Nigeria has paid more than $1,177 billion dollars to the Economic Community of West African States (ECOWAS) as its Community Levy contribution in the last 16 years.
According to documents from a presentation by the ECOWAS Commission to Parliament at Plenary during its Virtual Second Extraordinary Session, Nigeria paid 853,310,564 UA (West Africa Unit of Account) for the period under review.
The West African Unit of Account (WAUA) is the authorised currency used in ECOWAS. The exchange rate for July obtained from ECOWAS shows that one Unit of Account equals 1.3799633 dollars.
Nigeria’s payment represents 40.42 per cent of the total payment of 2,913,088,908 dollars payment made by all the 15 member states, and is higher than payments made by 12 other countries put together except Ghana and Cote d’Ivoire.

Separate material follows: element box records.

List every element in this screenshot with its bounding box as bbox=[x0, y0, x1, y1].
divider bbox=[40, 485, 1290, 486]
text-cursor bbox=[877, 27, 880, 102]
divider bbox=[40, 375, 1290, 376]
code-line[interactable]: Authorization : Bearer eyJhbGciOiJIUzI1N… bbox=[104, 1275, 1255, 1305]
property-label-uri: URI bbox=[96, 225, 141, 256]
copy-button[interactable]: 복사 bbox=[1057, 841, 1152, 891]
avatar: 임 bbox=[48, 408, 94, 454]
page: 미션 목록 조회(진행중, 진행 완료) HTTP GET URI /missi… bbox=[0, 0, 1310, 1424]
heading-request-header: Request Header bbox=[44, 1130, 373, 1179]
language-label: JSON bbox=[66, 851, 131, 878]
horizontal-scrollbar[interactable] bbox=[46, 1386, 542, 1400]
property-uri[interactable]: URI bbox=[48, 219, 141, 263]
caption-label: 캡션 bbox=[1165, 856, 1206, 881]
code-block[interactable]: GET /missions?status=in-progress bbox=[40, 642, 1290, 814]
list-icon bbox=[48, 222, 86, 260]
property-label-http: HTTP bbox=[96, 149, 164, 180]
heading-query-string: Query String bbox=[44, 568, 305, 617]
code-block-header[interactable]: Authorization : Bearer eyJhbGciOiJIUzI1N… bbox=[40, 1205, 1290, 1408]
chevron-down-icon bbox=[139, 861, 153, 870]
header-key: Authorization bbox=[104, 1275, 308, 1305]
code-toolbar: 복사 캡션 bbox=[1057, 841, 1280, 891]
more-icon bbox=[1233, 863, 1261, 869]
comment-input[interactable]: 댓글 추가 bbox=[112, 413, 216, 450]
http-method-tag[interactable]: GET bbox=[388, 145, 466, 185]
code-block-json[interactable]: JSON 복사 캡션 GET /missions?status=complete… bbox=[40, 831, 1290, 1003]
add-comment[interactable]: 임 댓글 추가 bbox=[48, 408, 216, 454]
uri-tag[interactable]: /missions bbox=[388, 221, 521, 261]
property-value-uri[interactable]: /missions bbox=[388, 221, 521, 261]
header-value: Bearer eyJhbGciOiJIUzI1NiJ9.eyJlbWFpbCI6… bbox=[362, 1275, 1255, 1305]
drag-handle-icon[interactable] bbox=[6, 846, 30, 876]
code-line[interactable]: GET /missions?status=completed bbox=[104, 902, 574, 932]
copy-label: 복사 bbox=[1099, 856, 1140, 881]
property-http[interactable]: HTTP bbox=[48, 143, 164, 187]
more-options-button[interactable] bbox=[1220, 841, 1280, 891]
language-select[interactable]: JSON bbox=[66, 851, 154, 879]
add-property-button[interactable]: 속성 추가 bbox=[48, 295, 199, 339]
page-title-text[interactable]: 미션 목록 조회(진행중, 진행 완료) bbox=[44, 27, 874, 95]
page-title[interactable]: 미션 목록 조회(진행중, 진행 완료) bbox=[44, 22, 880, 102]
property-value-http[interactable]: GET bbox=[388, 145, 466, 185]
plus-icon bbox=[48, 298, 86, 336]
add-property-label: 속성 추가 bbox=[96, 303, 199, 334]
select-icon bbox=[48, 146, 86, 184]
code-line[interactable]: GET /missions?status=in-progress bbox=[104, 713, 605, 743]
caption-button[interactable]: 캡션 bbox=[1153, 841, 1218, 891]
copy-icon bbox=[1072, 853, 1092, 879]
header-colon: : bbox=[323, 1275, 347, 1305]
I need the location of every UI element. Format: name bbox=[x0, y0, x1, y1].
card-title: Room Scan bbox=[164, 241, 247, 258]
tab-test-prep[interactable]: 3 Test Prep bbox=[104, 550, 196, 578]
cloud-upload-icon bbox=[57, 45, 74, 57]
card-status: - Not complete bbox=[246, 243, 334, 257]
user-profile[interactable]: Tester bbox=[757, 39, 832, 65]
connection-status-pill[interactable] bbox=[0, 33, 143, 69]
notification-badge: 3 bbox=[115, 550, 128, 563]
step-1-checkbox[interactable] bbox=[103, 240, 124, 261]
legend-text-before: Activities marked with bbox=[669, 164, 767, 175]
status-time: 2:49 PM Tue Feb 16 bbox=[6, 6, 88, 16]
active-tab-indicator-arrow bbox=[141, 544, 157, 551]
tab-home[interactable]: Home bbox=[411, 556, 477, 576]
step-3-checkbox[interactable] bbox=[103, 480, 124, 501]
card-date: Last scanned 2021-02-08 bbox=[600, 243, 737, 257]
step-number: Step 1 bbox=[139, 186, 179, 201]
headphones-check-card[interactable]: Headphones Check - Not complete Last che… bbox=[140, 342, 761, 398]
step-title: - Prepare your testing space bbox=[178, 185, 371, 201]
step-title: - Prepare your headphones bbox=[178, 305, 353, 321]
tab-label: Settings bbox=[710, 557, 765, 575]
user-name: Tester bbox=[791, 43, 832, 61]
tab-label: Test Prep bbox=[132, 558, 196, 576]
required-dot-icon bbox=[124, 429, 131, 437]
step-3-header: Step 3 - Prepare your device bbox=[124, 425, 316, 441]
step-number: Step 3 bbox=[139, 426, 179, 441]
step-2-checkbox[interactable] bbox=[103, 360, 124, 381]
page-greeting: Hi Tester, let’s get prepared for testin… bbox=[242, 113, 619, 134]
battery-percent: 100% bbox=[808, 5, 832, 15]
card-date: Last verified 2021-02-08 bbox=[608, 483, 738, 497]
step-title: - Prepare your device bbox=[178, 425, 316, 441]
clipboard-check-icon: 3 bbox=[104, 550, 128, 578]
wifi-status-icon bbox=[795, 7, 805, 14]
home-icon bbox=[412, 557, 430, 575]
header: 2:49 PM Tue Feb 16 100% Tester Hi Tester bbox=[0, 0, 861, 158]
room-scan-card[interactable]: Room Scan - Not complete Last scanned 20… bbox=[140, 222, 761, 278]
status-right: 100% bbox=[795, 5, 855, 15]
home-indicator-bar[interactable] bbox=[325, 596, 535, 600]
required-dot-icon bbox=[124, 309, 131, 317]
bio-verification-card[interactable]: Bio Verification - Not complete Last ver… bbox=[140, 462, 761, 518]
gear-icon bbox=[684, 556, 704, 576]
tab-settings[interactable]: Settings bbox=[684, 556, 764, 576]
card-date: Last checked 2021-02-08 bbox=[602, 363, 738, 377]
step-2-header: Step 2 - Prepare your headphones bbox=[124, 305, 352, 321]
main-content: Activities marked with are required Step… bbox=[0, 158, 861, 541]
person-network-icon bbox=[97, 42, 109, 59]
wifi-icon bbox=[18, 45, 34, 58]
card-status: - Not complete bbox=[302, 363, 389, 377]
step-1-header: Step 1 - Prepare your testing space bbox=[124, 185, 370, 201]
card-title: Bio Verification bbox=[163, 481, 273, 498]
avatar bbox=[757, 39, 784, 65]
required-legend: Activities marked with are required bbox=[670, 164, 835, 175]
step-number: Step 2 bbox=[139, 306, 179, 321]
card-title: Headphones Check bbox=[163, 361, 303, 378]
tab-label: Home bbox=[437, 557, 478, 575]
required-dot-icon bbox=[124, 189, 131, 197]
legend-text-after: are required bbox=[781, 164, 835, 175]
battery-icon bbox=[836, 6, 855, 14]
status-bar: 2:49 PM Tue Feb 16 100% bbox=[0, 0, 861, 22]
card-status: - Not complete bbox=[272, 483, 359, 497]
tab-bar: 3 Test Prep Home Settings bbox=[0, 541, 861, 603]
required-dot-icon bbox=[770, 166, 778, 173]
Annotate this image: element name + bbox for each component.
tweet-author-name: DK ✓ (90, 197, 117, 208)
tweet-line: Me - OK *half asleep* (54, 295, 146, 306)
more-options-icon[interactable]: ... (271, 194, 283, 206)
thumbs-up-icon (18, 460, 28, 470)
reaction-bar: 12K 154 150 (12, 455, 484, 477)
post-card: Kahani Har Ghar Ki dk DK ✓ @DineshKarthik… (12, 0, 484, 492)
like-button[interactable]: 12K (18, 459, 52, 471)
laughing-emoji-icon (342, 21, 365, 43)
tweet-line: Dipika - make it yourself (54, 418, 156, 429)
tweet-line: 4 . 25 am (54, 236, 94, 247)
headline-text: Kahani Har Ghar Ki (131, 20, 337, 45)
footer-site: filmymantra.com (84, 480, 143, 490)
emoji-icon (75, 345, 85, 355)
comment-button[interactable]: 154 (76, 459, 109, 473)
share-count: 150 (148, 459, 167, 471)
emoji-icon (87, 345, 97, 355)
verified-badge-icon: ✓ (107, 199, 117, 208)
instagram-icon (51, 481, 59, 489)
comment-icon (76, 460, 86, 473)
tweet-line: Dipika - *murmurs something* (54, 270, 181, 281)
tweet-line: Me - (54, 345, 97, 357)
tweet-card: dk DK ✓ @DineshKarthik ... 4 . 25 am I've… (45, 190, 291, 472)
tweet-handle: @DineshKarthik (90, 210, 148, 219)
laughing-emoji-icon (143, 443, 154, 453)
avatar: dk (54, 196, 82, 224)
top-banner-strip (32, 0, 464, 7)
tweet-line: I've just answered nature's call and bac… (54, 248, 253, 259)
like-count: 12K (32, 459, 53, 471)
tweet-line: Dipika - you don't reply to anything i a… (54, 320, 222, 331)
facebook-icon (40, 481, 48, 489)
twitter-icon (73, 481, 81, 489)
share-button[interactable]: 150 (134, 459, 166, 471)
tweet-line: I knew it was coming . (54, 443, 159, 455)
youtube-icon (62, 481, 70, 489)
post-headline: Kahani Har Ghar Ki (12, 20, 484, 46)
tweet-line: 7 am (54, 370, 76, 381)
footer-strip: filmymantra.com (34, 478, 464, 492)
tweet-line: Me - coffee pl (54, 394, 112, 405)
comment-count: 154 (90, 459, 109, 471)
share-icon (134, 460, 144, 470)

Ghana paid about 508,577 million dollars, Cote d’Ivoire 347,262 million dollars, while Benin, Burkina Faso, Cape Verde, Guinea, Guinea Bissau, Gambia, Liberia, Mali, Niger, Senegal, Sierra Leone and Togo paid a total of 879,711 million dollars.
Ghana’s payment represents 17.45 per cent of the total sum, Cote d’Ivoire 11.9 per cent, while the cumulative payment by the other 12 countries represents 30.1 per cent.
Within the period under review, Guinea Bissau paid the lowest amount of 6, 204 million dollars, representing 0.2 per cent of total community levy proceeds in the 16 years under review.
The News Agency of Nigeria (NAN) reports that the Community levy was adopted in 1996 by the Authority of Heads of State as the major funding for ECOWAS after the initial contribution regime seemed ineffective.